United States v. Kenneth Alvin Robbins

McCREE, Circuit Judge

(dissenting).

The majority opinion affirms the District Judge’s holding that the search conducted at the motel was incident to a lawful arrest and therefore valid. It then concludes that the subsequent search of the suitcase at the police station, which produced the incriminating evidence, was also valid, either because it was a continuation of the first search or because it was an incident of the police department’s inventory procedure.

Initially, I question the validity of the first search at the motel. The rule which permits police officers to conduct a warrantless search incident to a valid arrest is based on “the need to seize weapons and other things which might be used to assault an officer or effect an escape, as well as * * * the need to prevent the destruction of evidence of the crime * * Preston v. United States, 376 U.S. 364, 367, 84 S.Ct. 881, 883, 11 L.Ed.2d 777 (1964). In the instant case, the District Judge found that the four occupants of the motel rooms “were in handcuffs” at the time the officers commenced the search of the premises. Accordingly, it is doubtful that the contents of the suitcases could have been used to harm the officers or to effectuate an escape or that the evidence in the suitcases could have been *60destroyed. See Chimel v. California, 395 U.S. 752, 762-763, 89 S.Ct. 2034, 23 L. Ed.2d 685 (1969).

However, even if one assumes the search at the motel was valid, the majority opinion’s holding that the subsequent search at the police station is also valid is untenable. The proposition that this subsequent search can be considered a continuation of the first search completely ignores the Supreme Court’s express limitation that “a search can be incident to an arrest only if it is substantially contemporaneous with the arrest and is confined to the immediate vicinity of the arrest.” Stoner v. California, 376 U.S. 483, 486, 84 S.Ct. 889, 891, 11 L.Ed.2d 856 (1964) (emphasis added).
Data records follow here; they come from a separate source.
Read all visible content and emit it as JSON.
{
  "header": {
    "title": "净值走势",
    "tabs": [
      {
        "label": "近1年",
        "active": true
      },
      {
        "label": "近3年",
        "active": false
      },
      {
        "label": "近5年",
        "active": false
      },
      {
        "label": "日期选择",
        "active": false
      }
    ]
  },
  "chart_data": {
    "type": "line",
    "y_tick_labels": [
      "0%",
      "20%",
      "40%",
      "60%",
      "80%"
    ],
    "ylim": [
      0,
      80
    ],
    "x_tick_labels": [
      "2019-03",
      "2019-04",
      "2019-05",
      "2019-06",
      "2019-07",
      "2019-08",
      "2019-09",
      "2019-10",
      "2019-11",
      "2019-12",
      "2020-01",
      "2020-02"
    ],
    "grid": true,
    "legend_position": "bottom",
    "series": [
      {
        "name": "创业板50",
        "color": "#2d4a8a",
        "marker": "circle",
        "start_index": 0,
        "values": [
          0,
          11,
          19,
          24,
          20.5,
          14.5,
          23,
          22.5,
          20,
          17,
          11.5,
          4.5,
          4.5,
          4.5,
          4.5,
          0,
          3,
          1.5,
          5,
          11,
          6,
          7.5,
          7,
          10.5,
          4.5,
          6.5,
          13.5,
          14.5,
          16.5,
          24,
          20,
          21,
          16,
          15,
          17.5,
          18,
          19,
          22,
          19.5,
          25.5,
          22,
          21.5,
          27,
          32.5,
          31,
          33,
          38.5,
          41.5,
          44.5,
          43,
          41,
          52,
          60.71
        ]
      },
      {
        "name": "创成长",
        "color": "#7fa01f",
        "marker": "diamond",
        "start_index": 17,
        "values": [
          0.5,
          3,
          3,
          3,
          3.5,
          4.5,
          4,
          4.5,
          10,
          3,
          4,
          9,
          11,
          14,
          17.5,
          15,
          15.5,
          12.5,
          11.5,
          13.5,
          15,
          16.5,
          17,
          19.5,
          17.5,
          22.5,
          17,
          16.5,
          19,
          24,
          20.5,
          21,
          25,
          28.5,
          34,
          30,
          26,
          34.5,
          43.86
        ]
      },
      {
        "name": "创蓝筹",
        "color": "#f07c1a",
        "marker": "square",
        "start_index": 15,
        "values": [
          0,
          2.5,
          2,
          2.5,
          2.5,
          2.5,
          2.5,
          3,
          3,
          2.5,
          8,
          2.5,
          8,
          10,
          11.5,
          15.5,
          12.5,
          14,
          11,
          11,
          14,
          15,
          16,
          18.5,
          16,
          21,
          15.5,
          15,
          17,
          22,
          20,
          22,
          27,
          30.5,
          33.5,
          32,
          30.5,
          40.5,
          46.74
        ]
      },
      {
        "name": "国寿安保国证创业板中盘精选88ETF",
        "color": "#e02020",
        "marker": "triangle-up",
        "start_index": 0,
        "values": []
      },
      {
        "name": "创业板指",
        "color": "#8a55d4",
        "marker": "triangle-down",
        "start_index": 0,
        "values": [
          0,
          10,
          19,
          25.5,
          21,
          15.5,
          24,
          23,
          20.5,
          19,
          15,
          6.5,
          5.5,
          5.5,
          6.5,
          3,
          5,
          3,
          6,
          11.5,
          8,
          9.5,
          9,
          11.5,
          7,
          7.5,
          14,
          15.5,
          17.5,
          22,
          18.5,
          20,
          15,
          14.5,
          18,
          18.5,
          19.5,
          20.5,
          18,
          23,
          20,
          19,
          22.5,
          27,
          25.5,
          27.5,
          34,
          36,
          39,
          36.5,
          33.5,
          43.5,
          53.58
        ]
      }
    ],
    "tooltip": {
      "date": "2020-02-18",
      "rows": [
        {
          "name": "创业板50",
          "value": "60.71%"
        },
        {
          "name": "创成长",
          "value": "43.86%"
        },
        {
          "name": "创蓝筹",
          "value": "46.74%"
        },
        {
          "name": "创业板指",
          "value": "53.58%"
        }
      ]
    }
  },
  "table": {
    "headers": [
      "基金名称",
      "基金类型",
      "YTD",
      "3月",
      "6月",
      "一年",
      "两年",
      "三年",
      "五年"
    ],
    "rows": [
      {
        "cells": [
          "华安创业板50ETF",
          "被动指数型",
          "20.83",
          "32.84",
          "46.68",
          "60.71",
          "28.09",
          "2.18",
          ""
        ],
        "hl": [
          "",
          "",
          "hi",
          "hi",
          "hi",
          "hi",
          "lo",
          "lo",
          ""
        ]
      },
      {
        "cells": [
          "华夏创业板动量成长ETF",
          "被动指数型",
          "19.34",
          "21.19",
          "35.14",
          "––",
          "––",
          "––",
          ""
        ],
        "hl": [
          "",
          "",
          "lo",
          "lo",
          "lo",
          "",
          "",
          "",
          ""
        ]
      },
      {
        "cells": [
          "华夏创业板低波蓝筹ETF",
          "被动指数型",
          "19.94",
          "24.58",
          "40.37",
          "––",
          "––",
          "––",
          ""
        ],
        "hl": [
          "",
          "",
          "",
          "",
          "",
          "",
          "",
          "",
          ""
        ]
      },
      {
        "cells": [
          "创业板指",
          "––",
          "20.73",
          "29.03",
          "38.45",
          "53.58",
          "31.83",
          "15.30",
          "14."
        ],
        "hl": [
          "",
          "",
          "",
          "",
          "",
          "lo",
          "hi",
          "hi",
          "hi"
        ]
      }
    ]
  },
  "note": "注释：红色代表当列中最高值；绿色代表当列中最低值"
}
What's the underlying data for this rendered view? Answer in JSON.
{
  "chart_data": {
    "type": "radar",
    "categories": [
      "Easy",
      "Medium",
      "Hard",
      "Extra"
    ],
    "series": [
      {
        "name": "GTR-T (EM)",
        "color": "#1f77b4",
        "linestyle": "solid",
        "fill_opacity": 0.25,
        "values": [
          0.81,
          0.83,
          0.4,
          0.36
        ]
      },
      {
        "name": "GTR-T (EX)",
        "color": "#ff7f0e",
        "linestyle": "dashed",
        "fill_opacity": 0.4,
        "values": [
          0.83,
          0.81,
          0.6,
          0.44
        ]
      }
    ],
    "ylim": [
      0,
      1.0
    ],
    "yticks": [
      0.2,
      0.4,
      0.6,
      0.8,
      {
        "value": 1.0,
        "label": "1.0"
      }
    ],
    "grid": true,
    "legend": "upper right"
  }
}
Accord, James v. Louisiana, 382 U.S. 36, 37, 86 S.Ct. 151, 15 L.Ed.2d 30 (1965). Further, the Court has stated that, “Once an accused is under arrest and in custody, then a search made at another place * * * is simply not incident to the arrest.” (emphasis added). Preston v. United States, supra, 376 U.S. at 367, 84 S.Ct. at 883. Accord, Colosimo v. Perini, 415 F.2d 804 (6th Cir. 1969); United States v. Cain, 332 F.2d 999 (6th Cir. 1964).

Here, the warrantless search conducted at the police station was neither “substantially contemporaneous with the arrest”, nor was it “confined to the immediate vicinity of the arrest.” It was a search conducted at another time and “at another place”, and the aforementioned justifications for permitting warrantless searches did not exist. Accordingly, the officers should have obtained a search warrant before again exploring the contents of the suitcases.

The majority opinion’s alternative suggestion that the search at the police station was lawful because it was related to the police department’s inventory procedure is indefensible on the facts of this case. The government has not denied that this second examination of the suitcases was for the purpose of discovering fruits of the crime appellant was suspected of committing, and not for the purpose of inventorying the contents of the suitcases. Moreover, it is questionable whether examining a glove for its contents can be considered a legitimate aspect of an inventory procedure. Such close scrutiny of the contents of the suitcase necessarily would seem to come within the definition of a search.

Since the examination of the glove was a search within the meaning of the Fourth Amendment, the requirement that “the police must, whenever practicable, obtain advance judicial approval of searches and seizures through the warrant procedure,” Terry v. Ohio, 392 U.S. 1, 20, 88 S.Ct. 1868, 1879, 20 L.Ed.2d 889 (1968) (emphasis added), was applicable. As the Fifth Circuit has observed,

The fact that the police have custody of a prisoner’s property for the purpose of protecting it while he is incarcerated does not alone constitute a basis for an exception to the requirement of a search warrant. Brett v. United States, 412 F.2d 401, 406 (5th Cir. 1969).

I would hold that the warrantless search of the suitcase at the police station was contrary to express holdings of the Supreme Court and was therefore invalid. I would reverse appellant’s conviction.